Posted: Sun Jun 18, 2006 3:22 am
by Terry McGee
Early 19th century flutes had hocky-stick shaped bottom C and C# keys that overlapped, so that pressing C also closed C#. It was not always reliable though, especially as the usual touch layout put the pressure well off the axis of the key, and the necessary clearance in the mechanism could cause binding. Here's an example on a Bilton flute.

Image

Sometime later, some makers switched to an arrangement whereby a silver claw protruding from the C natural key touch passed through a perforation in the C# key touch.
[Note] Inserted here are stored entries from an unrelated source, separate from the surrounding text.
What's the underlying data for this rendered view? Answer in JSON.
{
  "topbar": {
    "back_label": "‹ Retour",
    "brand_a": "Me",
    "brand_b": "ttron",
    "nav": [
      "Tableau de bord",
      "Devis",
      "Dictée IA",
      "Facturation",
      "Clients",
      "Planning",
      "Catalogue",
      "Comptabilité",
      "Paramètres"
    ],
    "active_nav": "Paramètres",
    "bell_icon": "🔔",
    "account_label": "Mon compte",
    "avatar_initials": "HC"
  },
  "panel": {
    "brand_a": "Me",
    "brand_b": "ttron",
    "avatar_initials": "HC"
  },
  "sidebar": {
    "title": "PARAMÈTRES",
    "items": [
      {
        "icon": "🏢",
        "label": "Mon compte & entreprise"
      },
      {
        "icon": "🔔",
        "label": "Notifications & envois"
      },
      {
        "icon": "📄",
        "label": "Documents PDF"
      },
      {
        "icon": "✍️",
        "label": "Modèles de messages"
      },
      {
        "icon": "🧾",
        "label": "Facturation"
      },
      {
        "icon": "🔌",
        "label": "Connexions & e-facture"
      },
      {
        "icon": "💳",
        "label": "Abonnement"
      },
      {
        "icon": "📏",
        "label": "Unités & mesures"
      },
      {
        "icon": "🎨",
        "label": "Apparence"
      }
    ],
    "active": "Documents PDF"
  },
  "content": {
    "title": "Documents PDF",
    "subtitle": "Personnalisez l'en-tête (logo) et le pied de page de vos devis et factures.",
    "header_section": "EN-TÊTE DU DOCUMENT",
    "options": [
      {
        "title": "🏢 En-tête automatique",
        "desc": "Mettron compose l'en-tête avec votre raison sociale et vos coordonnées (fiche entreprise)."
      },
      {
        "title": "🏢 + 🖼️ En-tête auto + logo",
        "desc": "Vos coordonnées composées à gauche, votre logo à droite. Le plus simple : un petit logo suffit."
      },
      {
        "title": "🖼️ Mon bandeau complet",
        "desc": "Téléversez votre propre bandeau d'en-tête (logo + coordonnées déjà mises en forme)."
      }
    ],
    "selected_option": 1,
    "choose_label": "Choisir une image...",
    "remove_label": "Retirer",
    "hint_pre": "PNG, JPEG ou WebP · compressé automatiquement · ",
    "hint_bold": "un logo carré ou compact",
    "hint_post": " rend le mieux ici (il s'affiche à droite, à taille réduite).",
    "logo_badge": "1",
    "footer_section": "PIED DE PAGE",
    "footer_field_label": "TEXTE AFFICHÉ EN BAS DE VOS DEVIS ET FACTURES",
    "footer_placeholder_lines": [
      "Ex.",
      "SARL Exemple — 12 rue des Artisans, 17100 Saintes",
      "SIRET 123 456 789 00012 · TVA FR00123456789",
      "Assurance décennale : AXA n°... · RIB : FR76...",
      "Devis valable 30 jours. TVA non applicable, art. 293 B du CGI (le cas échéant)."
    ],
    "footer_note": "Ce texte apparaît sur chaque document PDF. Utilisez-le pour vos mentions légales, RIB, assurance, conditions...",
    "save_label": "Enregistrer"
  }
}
Here's an image of such an arrangement on a Prowse Nicholson's Improved flute:

Image

Not everyone adopted it though - for example Siccama, and therefore Pratten, adopted a different arrangement where the C key touch lodged in a cavity provided for it in the C# touch. You might be able to make it out in this original Pratten:

Image

And later Rudall Cartes went back to something more akin to the earliest example.

Now, I'm aware that Prowse and Rudall & Rose both used "the Claw" - anyone have examples by other makers? It would be interesting to see if we can determine who started it.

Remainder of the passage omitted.